Arthritis Research & Therapy 2012, 14:R164  doi:10.1186/ar3912

Published: 13 July 2012

Abstract

Introduction

Although renal pathology is highly predictive of the disease course in lupus nephritis, it cannot be performed serially because of its invasive nature and associated morbidity. The goal of this study is to investigate whether urinary levels of CXC ligand 16 (CXCL16), monocyte chemotactic protein-1 (MCP-1) or vascular cell adhesion molecule-1 (VCAM-1) in patients with lupus nephritis are predictive of particular features of renal pathology in renal biopsies obtained on the day of urine procurement.

Methods

CXCL16, MCP-1, and VCAM-1 levels were measured in urine samples from 74 lupus nephritis patients and 13 healthy volunteers. Of the patients enrolled, 24 patients had a concomitant kidney biopsy performed at the time of urine collection. In addition, patients with other renal diatheses were also included as controls.

Results

All three molecules were elevated in the urine of systemic lupus erythematosus patients, although VCAM-1 (area under curve = 0.92) and MCP-1 (area under curve = 0.87) were best at distinguishing the systemic lupus erythematosus samples from the healthy controls, and were also most strongly associated with clinical disease severity and active renal disease. For patients in whom concurrent renal biopsies had also been performed, urine VCAM-1 exhibited the strongest association with the renal pathology activity index and glomerulonephritis class IV, although it correlated negatively with the chronicity index.
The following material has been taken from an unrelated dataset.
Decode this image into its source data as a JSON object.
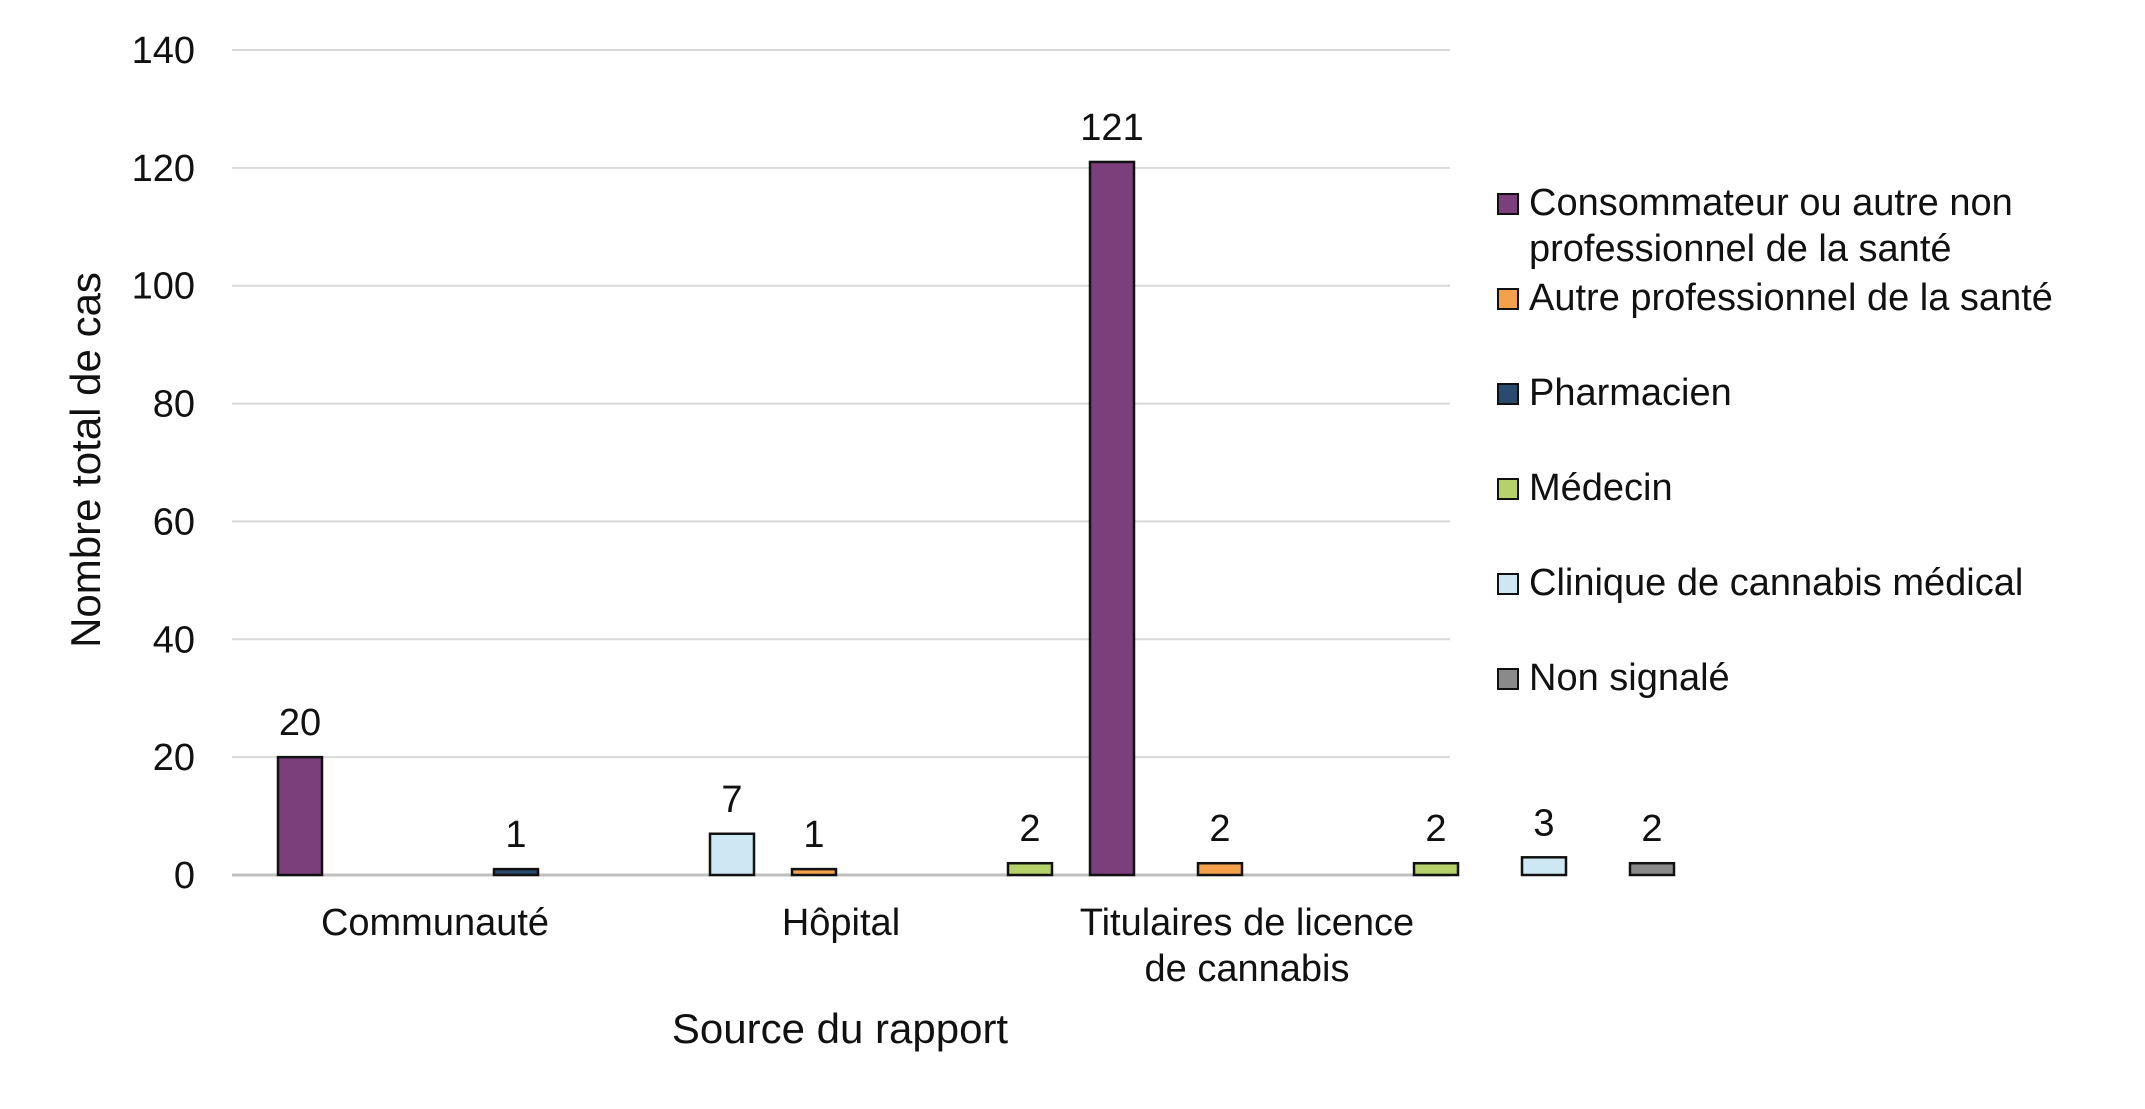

Interestingly, urinary VCAM-1 was also elevated in anti-neutrophil cytoplasmic antibodies-associated glomerulonephritis, focal segmental glomerulosclerosis and membranous nephropathy but not in minimal-change disease.

Conclusion

Urinary VCAM-1 emerges as a reliable indicator of the activity:chronicity ratios that mark the underlying renal pathology in lupus nephritis. Since VCAM-1 is involved in the acute phase of inflammation when leukocytic infiltration is ongoing, longitudinal studies are warranted to establish whether tracking urine VCAM-1 levels may help monitor clinical and pathological disease activity over time.